Recently, Apple brought a case against a manager who allegedly established a competing business during company time. Most company owners would agree that’s not an acceptable way for managers to spend time at work.
What, if anything, can a company do to prevent those situations, and what can they do if a situation like that arises?
Once a situation arises where a company suspects someone will take, or is taking client contacts, employee lists or company trade secrets with them, you may be too late to impact the situation. A decision to use non-solicitation, non-compete or confidentiality agreements should be put in place long before the company needs one.
Agreements to “not compete” or “not solicit” are best implemented when an employee is being hired or promoted into a position that warrants that type of agreement. Base them on types of positions or employee groups, such as those who have access to specific information that could be used to damage your business. It’s important to not single out individual employees who an employer doesn’t trust, for whatever reason.
Non-compete agreements are typically required if the company is offering the employee something of value in return, such as a job, a promotion, or a raise. If you implement such agreements after employees are hired, you can ask the employee to sign it in exchange for a bonus, for example, but continued employment can’t typically be based upon the employee signing it once they’re hired.
Why have a non-compete agreement?
Many companies use confidentiality, non-compete and non-solicitation agreements to protect their company from losing resources, clients, or employees at the hand of a current or former employee. While such agreements used to be strictly for managers and executives, now many others are being asked to sign them as well, according to information from the University of Michigan Ross School of Business.

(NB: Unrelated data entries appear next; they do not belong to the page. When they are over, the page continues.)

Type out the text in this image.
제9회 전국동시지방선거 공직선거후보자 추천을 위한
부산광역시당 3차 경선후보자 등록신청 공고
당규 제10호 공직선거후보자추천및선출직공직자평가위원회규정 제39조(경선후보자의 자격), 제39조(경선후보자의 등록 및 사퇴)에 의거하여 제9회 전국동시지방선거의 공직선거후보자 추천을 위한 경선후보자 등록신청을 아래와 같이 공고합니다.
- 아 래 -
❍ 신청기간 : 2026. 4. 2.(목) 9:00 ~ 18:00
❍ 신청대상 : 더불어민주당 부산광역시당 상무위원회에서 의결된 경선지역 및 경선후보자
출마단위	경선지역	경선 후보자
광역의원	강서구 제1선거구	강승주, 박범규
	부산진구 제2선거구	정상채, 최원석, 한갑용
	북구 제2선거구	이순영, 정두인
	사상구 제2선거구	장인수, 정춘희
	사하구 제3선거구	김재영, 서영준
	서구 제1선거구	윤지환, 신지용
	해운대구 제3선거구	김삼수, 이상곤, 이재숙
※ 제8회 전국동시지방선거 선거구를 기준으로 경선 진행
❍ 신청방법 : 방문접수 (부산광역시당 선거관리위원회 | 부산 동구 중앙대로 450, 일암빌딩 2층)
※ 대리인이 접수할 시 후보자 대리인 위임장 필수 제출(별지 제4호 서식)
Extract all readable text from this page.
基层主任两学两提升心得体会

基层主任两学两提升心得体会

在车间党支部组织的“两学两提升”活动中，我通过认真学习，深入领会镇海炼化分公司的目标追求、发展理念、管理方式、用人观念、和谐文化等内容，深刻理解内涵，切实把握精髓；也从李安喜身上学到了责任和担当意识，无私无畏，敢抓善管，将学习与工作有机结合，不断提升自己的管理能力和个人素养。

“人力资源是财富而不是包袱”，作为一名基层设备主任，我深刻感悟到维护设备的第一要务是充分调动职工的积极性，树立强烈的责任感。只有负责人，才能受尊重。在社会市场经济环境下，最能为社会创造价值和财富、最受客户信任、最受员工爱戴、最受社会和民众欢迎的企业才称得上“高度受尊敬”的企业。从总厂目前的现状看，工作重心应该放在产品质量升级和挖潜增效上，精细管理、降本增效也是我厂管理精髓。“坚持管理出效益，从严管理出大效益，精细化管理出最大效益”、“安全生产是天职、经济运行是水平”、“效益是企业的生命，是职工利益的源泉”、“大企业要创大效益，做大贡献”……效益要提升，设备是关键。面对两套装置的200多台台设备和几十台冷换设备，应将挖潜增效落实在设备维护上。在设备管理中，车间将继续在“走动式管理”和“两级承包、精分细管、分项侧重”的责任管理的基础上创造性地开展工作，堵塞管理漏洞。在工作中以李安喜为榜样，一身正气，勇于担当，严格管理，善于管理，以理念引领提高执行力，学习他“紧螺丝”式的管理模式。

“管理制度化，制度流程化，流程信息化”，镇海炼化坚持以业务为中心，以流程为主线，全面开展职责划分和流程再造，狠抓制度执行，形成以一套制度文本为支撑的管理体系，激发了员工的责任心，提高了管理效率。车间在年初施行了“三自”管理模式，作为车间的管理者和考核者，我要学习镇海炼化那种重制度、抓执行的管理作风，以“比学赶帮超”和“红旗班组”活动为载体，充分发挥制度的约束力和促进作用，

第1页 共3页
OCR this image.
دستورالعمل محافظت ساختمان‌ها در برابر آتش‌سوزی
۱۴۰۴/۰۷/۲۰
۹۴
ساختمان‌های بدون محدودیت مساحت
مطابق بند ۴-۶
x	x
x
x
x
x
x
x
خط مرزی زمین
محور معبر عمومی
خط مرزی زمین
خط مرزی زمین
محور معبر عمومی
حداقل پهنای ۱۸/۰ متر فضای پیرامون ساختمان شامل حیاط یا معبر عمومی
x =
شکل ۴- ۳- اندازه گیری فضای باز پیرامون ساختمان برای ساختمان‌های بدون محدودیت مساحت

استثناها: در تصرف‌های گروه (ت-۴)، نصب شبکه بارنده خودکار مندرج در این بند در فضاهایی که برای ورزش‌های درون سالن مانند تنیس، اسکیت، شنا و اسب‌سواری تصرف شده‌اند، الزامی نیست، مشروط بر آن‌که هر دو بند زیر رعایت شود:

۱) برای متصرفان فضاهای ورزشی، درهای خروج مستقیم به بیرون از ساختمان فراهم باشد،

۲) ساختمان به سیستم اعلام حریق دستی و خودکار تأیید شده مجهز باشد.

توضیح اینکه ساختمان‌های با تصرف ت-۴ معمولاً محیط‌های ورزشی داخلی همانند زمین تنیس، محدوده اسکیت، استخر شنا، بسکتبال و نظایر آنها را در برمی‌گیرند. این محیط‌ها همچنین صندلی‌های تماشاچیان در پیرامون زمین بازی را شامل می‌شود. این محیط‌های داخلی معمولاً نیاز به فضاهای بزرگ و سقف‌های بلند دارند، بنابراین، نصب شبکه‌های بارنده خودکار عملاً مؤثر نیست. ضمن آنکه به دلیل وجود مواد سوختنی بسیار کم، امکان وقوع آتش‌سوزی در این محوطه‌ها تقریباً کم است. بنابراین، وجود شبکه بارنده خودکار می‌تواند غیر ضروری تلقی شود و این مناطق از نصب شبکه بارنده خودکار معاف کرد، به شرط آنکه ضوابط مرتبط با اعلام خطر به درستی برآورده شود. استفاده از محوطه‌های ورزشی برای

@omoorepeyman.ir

One report states that one in five employees in the U.S., or about 30 million people, are now covered by a non-compete agreement. Here is information about the various agreements:
- Confidentiality agreements require employees to not share confidential information outside the organization.
- Non-solicitation agreements prohibit someone from soliciting employees and clients after termination for a specific period of time.
- Non-compete agreements require an employee, or former employee, not to participate in a business in direct competition with the employer during or after employment. They are typically limited to a specific geographic area and are for a limited amount of time. For example, an employee may be limited to not working for a direct competitor within 120 miles of their employer’s business area for one year. Such agreements would also be intended to stop an employee, or former employee, from forming business that would complete with the employer.
While this sounds like a perfect solution to all of an employer’s concerns, there are some things to be aware of.
Non-competes and confidentiality agreements can be tough to enforce
These agreements are difficult to enforce, as judges often won’t limit a person’s ability to earn a living. Also, some local laws may have additional restrictions about using them.
If you plan to implement such agreements, check your local laws and consult with your attorneys and HR specialists to make sure you’re in line with the applicable laws when drafting these documents.
Even in California, which tends to offer employees the opportunity to leave to compete, the Apple lawsuit against the employee who allegedly developed a competing business on company time is being allowed to proceed.